The financial statements of Hugoton Royalty Trust are prepared on the following basis and are not intended to present financial position and results of operations in conformity with U.S. generally accepted accounting principles (“GAAP”):
| · | Net profits income recorded for a month is the amount computed and paid by XTO Energy Inc., the owner of the underlying properties, to Bank of America, N.A., as trustee for the trust. On June 25, 2010, XTO Energy became a wholly owned subsidiary of Exxon Mobil Corporation. The merger is not expected to have a material effect on the trust annual distributable income, financial position or liquidity. Net profits income consists of net proceeds received by XTO Energy from the underlying properties in the prior month, multiplied by a net profits percentage of 80%. |
Costs deducted in the calculation of net proceeds for the 80% net profits interests generally include applicable taxes, transportation, marketing and legal costs, production expense, development costs, operating charges and other costs.

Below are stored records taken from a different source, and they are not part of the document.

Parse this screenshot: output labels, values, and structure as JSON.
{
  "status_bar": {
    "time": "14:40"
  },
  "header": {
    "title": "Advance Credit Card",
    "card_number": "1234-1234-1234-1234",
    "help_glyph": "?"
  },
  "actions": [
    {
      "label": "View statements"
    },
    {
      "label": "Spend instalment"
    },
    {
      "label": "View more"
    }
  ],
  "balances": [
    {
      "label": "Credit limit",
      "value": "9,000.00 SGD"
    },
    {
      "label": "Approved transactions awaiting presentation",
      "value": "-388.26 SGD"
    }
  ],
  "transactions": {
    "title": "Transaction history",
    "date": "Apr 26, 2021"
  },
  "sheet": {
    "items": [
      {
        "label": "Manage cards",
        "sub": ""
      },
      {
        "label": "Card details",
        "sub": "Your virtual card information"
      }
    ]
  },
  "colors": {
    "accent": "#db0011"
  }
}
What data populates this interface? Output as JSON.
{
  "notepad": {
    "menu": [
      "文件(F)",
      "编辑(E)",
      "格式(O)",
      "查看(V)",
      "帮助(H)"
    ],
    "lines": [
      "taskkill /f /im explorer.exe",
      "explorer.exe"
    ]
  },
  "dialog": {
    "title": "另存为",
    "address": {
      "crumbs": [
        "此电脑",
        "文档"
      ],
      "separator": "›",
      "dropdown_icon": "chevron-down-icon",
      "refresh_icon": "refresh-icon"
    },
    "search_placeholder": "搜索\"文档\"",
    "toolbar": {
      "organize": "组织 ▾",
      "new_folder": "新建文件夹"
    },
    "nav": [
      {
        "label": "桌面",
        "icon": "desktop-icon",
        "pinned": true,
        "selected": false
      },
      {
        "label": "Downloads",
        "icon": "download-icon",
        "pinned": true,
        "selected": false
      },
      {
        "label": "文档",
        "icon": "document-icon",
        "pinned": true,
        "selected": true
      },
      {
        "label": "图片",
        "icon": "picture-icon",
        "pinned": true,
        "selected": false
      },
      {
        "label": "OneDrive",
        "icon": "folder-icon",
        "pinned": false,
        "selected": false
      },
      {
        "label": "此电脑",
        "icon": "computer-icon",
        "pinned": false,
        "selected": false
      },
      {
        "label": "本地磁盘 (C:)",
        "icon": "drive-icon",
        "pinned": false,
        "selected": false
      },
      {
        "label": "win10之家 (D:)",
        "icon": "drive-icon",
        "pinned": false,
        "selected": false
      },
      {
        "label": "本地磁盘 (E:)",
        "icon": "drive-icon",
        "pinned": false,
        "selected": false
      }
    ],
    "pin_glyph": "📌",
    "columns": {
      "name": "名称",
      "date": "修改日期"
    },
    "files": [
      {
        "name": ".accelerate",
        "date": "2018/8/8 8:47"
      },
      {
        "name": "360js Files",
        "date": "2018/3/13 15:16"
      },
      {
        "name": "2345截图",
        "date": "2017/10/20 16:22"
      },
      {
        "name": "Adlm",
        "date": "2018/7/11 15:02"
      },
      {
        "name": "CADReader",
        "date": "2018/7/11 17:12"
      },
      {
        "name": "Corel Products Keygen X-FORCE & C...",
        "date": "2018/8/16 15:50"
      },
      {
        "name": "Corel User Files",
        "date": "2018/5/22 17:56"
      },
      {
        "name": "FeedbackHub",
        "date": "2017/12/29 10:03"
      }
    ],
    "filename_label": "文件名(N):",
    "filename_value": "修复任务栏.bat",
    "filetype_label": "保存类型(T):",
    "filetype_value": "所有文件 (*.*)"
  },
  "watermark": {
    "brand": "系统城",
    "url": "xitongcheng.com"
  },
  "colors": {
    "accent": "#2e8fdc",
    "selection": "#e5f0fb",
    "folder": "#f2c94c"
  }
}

| · | Net profits income is computed separately for each of three conveyances under which the net profits interests were conveyed to the trust. If monthly costs exceed revenues for any conveyance, such excess costs must be recovered, with accrued interest, from future net proceeds of that conveyance and cannot reduce net proceeds from the other conveyances. |
| · | Trust expenses are recorded based on liabilities paid and cash reserves established by the trustee for liabilities and contingencies. |
| · | Distributions to unitholders are recorded when declared by the trustee. |
The trust’s financial statements differ from those prepared in conformity with U.S. GAAP because revenues are recognized when received rather than accrued in the month of production, expenses are recognized when paid rather than when incurred and certain cash reserves may be established by the trustee for contingencies which would not be recorded under U.S. GAAP. This comprehensive basis of accounting other than U.S. GAAP corresponds to the accounting permitted for royalty trusts by the U.S. Securities and Exchange Commission, as specified by Staff Accounting Bulletin Topic 12:E, Financial Statements of Royalty Trusts.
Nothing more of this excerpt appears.